Remember that the Neanderthal Genome Project estimated 1500-3500 fertile Neanderthal women at any given time (in Europe only), what means at least three times actual people (i.e. 4500-10,500 min.) 
Of course there may be an error here and it is another different way of estimating populations, not directly comparable and much more uncertain than estimates based on factual archaeological data. Still, I have the strong impression that the archaeology-based estimates are too low, that the actual populations are being underestimated. 
Magdalenian harpoons

For example, if the lowest genetic estimates would be correct, then European Neanderthals would be c. 5000. Following Mellars & French, the earliest (Aurignacian) Sapiens population could be then 45,000 (almost double than the maximum figure estimated by Bocquet-Appel), what in turn would make the Late Upper Paleolithic (Magdalenian and Epigravettian) population of Europe (6.5 times that of Aurignacian) roughly of 292,500 people (200,000 or so in the Franco-Cantabrian region). 

It could well be double too.

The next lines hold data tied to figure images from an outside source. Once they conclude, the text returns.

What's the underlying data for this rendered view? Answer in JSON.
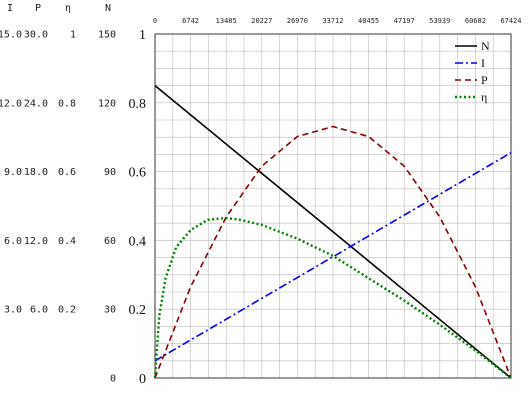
{
  "chart_data": {
    "type": "line",
    "x_ticks": [
      "0",
      "6742",
      "13485",
      "20227",
      "26970",
      "33712",
      "40455",
      "47197",
      "53939",
      "60682",
      "67424"
    ],
    "xlim": [
      0,
      67424
    ],
    "ylim": [
      0,
      1
    ],
    "main_y_ticks": [
      "0",
      "0.2",
      "0.4",
      "0.6",
      "0.8",
      "1"
    ],
    "grid": true,
    "grid_minor_divisions": 2,
    "legend_position": "top-right",
    "scale_headers": [
      "I",
      "P",
      "η",
      "N"
    ],
    "scale_rows": [
      [
        "",
        "",
        "",
        "0"
      ],
      [
        "3.0",
        "6.0",
        "0.2",
        "30"
      ],
      [
        "6.0",
        "12.0",
        "0.4",
        "60"
      ],
      [
        "9.0",
        "18.0",
        "0.6",
        "90"
      ],
      [
        "12.0",
        "24.0",
        "0.8",
        "120"
      ],
      [
        "15.0",
        "30.0",
        "1",
        "150"
      ]
    ],
    "series": [
      {
        "name": "N",
        "color": "#000000",
        "style": "solid",
        "x": [
          0,
          67424
        ],
        "y": [
          0.85,
          0.0
        ]
      },
      {
        "name": "I",
        "color": "#0000ee",
        "style": "dashdot",
        "x": [
          0,
          67424
        ],
        "y": [
          0.05,
          0.655
        ]
      },
      {
        "name": "P",
        "color": "#8b0000",
        "style": "dashed",
        "x": [
          0,
          6742,
          13485,
          20227,
          26970,
          33712,
          40455,
          47197,
          53939,
          60682,
          67424
        ],
        "y": [
          0.0,
          0.265,
          0.468,
          0.616,
          0.702,
          0.731,
          0.702,
          0.616,
          0.468,
          0.265,
          0.0
        ]
      },
      {
        "name": "η",
        "color": "#008000",
        "style": "dotted",
        "x": [
          0,
          800,
          2000,
          4000,
          6742,
          10000,
          13485,
          16000,
          20227,
          26970,
          33712,
          40455,
          47197,
          53939,
          60682,
          67424
        ],
        "y": [
          0.0,
          0.18,
          0.29,
          0.38,
          0.43,
          0.46,
          0.465,
          0.46,
          0.445,
          0.405,
          0.355,
          0.29,
          0.225,
          0.155,
          0.08,
          0.0
        ]
      }
    ]
  }
}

Half a million hunter-gatherers roaming Europe upon the arrival of the first farmers? Does this make any sense? I’m not sure but it’s not totally impossible, specially if we consider that sea resources (seals, fish, mollusks and crustaceans, whales maybe) had become very important by then.
Of course, fine tuning of the figures available may also be recommended. Anyone?

Update: comparing with the Aleuts

A very interesting observation is made by Joy in the comments section: the Aleut people, whose technology and way of life can well be compared with that of Late UP or Epipaleolithic  Europeans, numbered 25,000 people upon contact with modern Europeans (now they are only 15,000 however).

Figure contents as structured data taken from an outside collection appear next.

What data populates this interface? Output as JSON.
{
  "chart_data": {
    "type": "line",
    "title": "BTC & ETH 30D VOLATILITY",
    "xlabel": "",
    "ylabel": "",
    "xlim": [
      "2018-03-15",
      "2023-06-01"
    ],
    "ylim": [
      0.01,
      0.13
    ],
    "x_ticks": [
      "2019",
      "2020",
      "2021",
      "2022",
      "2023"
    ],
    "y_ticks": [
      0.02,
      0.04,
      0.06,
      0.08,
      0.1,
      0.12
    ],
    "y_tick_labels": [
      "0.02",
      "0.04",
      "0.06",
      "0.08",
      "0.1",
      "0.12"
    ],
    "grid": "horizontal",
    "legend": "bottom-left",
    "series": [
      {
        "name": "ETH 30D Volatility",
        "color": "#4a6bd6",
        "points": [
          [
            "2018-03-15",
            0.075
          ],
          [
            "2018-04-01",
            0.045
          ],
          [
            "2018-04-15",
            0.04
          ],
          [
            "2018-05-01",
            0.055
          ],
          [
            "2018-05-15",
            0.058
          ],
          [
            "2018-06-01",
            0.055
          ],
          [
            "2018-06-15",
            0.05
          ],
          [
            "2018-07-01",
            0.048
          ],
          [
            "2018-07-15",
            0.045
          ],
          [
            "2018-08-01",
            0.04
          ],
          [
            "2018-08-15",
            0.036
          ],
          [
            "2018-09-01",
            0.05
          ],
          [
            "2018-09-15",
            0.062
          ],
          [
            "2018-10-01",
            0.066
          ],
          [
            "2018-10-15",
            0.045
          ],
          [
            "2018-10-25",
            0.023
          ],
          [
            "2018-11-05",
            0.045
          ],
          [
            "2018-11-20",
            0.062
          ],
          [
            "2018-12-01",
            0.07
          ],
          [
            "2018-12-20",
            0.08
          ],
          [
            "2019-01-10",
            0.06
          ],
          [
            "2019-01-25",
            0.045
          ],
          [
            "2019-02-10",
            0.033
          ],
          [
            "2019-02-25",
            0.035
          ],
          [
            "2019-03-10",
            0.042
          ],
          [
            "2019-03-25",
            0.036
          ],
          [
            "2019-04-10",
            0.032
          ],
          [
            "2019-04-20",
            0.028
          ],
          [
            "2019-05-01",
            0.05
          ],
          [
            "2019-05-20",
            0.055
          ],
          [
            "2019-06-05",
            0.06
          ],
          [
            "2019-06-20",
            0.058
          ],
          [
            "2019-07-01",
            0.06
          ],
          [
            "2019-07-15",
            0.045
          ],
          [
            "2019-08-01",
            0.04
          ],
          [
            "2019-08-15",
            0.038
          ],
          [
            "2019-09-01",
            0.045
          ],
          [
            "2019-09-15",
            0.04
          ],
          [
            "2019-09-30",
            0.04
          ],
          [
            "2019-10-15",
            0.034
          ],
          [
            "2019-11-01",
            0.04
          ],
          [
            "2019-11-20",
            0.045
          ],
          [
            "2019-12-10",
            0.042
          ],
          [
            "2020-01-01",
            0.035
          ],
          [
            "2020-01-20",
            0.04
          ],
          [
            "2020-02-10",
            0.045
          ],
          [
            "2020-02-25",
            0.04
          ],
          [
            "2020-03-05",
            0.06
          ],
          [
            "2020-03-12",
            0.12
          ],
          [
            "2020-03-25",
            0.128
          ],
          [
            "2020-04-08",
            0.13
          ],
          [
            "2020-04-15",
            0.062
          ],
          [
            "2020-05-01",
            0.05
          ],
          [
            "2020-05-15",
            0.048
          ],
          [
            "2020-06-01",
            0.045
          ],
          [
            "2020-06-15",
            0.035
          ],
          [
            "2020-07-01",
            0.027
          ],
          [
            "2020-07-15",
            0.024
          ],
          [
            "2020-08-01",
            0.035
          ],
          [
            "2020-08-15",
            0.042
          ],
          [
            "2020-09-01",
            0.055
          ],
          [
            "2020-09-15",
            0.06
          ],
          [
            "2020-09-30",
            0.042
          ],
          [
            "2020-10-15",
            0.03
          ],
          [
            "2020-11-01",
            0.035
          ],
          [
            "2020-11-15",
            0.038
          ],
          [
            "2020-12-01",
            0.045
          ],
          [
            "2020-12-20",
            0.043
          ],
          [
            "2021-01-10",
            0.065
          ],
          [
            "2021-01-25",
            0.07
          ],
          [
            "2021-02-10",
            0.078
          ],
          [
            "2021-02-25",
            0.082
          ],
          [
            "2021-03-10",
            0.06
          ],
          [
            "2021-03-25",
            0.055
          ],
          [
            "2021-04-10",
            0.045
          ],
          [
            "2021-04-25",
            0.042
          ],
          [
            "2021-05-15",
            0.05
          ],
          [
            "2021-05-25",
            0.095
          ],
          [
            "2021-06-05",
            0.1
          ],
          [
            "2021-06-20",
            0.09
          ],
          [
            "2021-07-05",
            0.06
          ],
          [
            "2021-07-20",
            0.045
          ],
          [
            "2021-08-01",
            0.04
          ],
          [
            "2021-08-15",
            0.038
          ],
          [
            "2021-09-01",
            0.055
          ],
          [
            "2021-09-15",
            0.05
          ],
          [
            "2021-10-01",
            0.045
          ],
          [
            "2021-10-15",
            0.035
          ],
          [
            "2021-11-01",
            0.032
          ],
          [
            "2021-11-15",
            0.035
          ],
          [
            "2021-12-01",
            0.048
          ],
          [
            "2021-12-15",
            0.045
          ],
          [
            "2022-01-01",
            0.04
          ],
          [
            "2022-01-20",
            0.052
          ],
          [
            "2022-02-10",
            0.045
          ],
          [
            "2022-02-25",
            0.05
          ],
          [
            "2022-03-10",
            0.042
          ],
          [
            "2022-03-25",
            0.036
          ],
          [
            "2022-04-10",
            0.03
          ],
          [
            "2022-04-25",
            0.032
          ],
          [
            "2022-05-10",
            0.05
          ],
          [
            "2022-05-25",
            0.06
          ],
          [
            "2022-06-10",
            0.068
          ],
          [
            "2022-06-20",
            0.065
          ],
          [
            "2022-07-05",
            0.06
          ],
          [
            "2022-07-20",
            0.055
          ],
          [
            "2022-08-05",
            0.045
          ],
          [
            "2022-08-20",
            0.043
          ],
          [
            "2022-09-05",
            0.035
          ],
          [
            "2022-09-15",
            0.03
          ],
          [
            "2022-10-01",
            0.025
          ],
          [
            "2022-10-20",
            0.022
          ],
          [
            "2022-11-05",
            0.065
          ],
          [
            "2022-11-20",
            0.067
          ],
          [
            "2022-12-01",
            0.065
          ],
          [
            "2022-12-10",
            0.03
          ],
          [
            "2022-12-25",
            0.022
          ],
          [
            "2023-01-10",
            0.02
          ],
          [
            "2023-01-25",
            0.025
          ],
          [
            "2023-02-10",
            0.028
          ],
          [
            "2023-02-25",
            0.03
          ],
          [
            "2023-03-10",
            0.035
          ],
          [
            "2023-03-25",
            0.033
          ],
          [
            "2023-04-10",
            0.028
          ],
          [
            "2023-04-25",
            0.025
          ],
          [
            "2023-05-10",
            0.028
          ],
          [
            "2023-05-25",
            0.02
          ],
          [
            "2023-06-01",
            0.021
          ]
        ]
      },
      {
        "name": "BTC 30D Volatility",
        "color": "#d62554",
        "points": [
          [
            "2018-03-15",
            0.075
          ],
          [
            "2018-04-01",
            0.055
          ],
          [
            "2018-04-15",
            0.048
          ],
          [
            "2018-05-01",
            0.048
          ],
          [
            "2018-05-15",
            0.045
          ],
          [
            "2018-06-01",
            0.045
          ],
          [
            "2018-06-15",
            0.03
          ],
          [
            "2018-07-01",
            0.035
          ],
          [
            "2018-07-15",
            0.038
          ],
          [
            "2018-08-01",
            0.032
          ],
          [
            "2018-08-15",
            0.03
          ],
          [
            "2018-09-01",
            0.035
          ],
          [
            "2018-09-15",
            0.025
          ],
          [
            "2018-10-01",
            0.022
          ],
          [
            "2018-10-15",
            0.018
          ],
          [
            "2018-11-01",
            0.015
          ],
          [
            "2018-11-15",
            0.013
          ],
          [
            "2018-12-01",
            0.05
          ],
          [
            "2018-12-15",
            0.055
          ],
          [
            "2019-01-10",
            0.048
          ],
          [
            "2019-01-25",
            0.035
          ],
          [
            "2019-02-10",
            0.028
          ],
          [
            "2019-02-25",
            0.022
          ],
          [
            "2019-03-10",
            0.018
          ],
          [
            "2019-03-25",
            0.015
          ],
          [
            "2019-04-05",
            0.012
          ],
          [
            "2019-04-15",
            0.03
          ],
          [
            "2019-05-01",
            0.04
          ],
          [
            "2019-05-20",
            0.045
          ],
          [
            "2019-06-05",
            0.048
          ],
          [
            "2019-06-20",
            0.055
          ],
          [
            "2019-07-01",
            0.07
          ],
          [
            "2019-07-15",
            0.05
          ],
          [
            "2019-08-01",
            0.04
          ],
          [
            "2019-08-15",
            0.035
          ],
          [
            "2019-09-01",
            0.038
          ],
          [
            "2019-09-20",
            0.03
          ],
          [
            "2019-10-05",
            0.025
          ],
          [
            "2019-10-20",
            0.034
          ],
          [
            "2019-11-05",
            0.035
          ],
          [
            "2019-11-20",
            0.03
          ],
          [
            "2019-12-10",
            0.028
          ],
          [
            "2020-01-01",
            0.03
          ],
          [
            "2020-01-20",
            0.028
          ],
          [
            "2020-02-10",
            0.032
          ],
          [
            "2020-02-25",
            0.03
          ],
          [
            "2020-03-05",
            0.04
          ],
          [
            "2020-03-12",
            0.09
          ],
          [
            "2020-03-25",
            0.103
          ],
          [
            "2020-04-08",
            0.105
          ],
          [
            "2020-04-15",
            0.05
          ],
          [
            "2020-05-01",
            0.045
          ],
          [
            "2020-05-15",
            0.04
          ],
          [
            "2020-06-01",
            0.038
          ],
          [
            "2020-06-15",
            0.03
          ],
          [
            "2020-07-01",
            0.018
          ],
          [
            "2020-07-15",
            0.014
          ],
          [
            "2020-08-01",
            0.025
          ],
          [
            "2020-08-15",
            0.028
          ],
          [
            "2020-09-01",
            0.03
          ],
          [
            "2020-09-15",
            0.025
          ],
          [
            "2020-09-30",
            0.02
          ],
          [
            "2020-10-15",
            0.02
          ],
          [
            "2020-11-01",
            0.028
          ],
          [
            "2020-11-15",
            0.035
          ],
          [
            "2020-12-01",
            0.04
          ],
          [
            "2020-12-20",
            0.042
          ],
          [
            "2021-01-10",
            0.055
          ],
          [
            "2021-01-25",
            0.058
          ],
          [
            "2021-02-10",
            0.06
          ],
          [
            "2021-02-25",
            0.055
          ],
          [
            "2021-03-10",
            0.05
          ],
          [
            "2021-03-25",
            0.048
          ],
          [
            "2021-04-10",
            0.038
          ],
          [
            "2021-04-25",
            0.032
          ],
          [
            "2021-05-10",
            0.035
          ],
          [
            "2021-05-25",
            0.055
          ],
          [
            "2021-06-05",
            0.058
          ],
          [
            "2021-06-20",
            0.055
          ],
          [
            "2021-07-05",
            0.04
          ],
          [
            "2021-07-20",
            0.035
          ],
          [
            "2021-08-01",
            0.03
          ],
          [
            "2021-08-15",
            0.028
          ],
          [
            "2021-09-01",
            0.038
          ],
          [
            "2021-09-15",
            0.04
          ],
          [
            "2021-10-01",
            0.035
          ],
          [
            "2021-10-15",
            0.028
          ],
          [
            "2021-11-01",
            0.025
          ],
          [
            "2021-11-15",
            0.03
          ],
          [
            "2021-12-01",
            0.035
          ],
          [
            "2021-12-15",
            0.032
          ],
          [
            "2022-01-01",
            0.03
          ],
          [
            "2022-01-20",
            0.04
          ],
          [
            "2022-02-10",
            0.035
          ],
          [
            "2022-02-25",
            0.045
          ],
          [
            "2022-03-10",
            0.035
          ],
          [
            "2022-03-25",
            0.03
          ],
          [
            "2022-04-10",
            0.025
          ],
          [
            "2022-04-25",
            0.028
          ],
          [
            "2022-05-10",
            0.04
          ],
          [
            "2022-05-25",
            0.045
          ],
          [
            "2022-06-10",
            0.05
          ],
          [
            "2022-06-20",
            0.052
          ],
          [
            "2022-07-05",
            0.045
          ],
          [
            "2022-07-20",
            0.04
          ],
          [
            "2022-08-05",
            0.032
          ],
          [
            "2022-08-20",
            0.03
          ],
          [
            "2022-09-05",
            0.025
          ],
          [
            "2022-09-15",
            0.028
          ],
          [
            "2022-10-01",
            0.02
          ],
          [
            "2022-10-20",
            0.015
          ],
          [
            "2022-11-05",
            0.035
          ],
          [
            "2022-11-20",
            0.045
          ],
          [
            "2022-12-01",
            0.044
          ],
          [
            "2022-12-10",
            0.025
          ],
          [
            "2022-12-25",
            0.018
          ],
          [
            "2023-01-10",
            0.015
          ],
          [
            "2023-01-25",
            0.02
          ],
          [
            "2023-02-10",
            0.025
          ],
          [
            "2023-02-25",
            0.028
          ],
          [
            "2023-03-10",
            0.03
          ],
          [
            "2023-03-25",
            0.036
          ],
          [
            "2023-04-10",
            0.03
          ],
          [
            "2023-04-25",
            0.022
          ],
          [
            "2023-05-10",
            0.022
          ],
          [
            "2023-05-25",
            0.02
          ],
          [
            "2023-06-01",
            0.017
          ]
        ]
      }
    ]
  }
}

This is a quite sizable population for a relatively small and cold territory. I have calculated that the traditional Aleut territory has some 30,000 km², what is just 5.3% of the territory of modern France (552,000 km², excluding overseas dependencies) and just 0.3% of all Europe. Extrapolating only to “France”, we’d get some 500,000 people. Sure that “France” is not all coast, as the Aleut territory was but it’s neither so far North and cold (the Aleut lands’ climate and geography is more comparable to Norway in fact).

In any case, what I find with this comparison is that the figures mentioned above of 300,000 or more people in late UP Europe are perfectly plausible, even maybe a bit shy and low.